Putagán is considered one of the oldest Spanish settlements in what is now the Maule Region. Around 1580, the then Bishop of Santiago de Chile, Fray Diego de Medellín, created two missions south of the Maule River that remained under the jurisdiction of the Santiago bishops for more than 170 years. The missions were Cauquenes and Putagán. The parish of Putagán was transferred to Linares, after the latter's foundation and is now the main parish of Linares Diocese, "El Sagrario", based on the Cathedral church of the diocese.
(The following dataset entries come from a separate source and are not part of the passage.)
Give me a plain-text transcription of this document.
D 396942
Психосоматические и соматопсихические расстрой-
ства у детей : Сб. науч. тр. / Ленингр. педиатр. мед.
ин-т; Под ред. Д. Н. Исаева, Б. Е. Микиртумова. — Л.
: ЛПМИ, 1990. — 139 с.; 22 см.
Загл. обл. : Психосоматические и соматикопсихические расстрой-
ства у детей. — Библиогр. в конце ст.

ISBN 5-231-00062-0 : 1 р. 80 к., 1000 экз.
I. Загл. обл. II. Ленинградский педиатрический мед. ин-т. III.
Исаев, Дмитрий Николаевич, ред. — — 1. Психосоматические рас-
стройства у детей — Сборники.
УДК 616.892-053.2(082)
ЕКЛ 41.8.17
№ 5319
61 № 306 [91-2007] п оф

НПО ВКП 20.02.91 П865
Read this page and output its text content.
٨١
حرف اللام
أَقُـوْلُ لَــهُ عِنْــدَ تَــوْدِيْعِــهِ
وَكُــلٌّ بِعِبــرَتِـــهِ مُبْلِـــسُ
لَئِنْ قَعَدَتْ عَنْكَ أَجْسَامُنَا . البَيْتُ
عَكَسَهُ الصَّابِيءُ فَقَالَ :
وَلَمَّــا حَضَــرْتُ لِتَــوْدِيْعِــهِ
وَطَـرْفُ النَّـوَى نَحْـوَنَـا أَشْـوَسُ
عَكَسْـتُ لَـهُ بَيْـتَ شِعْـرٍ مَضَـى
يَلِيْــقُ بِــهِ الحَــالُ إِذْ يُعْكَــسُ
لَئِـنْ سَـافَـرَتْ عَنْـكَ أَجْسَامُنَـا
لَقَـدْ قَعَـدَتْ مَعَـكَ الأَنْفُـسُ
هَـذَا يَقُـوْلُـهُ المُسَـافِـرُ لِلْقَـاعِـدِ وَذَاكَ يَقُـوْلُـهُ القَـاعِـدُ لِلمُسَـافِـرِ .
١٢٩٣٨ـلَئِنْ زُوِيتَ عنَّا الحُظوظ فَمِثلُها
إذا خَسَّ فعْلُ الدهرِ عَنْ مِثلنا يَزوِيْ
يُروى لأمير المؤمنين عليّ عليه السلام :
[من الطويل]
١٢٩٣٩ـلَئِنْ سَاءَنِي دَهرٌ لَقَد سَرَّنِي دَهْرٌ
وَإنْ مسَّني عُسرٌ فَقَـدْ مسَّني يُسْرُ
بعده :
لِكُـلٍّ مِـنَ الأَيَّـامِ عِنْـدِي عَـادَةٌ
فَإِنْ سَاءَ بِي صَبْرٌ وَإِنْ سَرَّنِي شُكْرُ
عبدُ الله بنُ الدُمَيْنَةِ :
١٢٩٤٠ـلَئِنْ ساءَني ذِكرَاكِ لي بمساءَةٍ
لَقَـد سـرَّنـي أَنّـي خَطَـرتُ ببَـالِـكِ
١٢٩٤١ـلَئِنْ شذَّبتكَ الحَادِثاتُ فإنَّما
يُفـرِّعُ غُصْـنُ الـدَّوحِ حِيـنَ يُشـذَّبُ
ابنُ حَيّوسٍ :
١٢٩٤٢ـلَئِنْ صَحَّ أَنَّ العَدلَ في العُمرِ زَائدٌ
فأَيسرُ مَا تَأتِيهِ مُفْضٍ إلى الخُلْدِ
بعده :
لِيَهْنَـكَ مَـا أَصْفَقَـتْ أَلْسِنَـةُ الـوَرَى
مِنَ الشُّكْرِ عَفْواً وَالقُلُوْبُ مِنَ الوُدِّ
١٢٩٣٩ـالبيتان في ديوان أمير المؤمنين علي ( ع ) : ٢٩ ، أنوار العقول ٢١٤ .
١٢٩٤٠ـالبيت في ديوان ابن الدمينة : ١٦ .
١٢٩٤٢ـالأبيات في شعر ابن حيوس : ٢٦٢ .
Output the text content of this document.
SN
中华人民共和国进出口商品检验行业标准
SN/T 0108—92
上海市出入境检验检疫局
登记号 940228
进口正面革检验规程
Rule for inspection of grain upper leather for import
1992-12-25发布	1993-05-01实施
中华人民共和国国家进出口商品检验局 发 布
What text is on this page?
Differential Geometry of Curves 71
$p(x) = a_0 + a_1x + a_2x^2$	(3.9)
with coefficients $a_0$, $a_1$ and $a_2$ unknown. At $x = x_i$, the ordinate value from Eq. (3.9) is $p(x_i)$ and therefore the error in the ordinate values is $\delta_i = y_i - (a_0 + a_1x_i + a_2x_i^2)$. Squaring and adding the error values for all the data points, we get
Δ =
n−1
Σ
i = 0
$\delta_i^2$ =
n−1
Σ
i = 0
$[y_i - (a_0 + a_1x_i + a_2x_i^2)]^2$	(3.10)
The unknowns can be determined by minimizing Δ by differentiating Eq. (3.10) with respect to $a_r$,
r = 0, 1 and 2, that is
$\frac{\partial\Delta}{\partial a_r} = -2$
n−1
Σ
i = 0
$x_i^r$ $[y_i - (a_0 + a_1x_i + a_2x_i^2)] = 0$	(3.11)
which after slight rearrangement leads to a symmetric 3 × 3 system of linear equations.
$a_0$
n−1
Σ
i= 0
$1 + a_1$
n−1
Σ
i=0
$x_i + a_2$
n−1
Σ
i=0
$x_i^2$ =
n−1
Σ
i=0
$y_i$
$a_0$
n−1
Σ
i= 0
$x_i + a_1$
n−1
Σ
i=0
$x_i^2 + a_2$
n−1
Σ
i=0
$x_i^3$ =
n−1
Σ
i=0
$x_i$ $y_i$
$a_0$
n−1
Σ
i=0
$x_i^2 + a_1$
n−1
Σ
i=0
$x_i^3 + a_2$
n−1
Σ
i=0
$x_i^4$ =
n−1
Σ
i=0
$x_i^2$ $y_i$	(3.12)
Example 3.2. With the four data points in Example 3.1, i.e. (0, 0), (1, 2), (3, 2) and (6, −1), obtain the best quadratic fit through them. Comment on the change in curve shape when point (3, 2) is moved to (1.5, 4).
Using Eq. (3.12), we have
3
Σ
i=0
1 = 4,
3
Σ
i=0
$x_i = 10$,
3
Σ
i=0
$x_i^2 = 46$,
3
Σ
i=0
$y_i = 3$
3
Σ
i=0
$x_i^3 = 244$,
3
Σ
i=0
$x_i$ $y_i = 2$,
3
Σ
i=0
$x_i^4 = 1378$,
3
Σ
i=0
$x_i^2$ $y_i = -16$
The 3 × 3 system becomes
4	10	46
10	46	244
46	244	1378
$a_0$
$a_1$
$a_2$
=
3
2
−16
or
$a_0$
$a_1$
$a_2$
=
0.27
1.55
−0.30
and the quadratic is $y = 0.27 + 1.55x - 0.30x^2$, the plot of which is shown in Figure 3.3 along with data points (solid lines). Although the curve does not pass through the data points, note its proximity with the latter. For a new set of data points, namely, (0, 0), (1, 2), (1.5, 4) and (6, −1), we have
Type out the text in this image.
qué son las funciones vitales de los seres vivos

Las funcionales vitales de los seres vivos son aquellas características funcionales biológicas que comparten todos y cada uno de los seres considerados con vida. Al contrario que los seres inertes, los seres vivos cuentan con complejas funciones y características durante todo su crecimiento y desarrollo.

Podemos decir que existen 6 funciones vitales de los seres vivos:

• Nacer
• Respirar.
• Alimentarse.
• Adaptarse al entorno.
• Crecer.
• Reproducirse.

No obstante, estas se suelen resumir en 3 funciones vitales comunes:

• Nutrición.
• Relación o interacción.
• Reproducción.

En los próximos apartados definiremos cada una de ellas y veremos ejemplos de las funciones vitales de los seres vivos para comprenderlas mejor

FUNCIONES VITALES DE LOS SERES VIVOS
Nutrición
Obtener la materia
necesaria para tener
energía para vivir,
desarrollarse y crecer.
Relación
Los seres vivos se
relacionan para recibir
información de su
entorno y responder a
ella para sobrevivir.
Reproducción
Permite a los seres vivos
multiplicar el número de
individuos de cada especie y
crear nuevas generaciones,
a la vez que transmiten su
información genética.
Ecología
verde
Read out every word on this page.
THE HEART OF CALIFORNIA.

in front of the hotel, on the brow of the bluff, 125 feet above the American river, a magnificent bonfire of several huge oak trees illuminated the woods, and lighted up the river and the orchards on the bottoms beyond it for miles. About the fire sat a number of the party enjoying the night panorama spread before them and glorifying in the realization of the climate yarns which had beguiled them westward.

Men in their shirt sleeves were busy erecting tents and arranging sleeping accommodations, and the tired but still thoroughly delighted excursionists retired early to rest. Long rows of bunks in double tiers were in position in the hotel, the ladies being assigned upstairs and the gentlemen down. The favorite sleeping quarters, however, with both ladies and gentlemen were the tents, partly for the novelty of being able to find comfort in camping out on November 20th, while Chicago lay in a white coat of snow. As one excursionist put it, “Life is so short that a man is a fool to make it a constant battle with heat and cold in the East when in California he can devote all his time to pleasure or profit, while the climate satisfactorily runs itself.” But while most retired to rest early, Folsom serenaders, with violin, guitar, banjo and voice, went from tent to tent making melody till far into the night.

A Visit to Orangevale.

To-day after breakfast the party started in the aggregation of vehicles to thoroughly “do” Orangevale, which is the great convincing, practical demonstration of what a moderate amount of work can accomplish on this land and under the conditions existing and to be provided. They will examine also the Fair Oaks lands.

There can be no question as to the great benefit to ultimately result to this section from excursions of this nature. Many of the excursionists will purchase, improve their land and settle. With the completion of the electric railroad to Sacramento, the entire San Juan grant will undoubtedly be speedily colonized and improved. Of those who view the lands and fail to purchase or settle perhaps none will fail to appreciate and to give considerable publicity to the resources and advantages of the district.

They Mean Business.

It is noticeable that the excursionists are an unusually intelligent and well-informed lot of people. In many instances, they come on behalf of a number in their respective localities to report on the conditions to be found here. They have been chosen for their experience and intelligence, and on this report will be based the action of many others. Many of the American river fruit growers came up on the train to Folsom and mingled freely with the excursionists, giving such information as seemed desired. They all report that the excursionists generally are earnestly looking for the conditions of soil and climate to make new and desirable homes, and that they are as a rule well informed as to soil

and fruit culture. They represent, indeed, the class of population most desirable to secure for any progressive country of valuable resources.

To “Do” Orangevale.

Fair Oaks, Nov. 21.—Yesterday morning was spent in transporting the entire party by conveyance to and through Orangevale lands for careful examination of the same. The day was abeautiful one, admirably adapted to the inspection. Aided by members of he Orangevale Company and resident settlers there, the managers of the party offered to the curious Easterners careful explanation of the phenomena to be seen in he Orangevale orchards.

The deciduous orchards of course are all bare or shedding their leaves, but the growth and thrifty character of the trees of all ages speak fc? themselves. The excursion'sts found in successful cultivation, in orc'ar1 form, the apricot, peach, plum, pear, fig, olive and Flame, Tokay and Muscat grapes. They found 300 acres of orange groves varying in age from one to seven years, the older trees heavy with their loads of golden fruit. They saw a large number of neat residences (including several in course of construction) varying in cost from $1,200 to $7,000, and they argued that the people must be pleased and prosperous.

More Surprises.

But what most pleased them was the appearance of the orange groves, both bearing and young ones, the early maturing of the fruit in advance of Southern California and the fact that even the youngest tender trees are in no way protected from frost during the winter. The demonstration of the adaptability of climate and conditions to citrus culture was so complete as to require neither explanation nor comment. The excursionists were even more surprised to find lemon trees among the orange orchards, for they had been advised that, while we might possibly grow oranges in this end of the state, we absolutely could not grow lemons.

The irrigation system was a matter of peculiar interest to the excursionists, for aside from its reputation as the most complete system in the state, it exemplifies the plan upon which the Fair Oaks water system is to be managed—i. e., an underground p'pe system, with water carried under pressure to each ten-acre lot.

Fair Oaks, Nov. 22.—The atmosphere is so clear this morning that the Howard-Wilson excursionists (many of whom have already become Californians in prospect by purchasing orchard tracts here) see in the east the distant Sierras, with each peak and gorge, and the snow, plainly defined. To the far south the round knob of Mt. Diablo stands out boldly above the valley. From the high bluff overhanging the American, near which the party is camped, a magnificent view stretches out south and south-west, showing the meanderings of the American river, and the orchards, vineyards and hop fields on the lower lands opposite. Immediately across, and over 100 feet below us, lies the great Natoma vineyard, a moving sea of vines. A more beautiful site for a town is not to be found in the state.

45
Between 1913 and 1954 Putágan was the starting point of the narrow gauge Putagán—Colbún railway terminating in the city of Colbún. The railway played a significant role in transporting agricultural goods from Putagán to other parts of the Maule Region .

The Putagán River passes south of the village and forms the border of the municipalities of Villa Alegre and Linares. The village has a Mediterranean climate, characterized by warm, dry summers and mild, wet winters.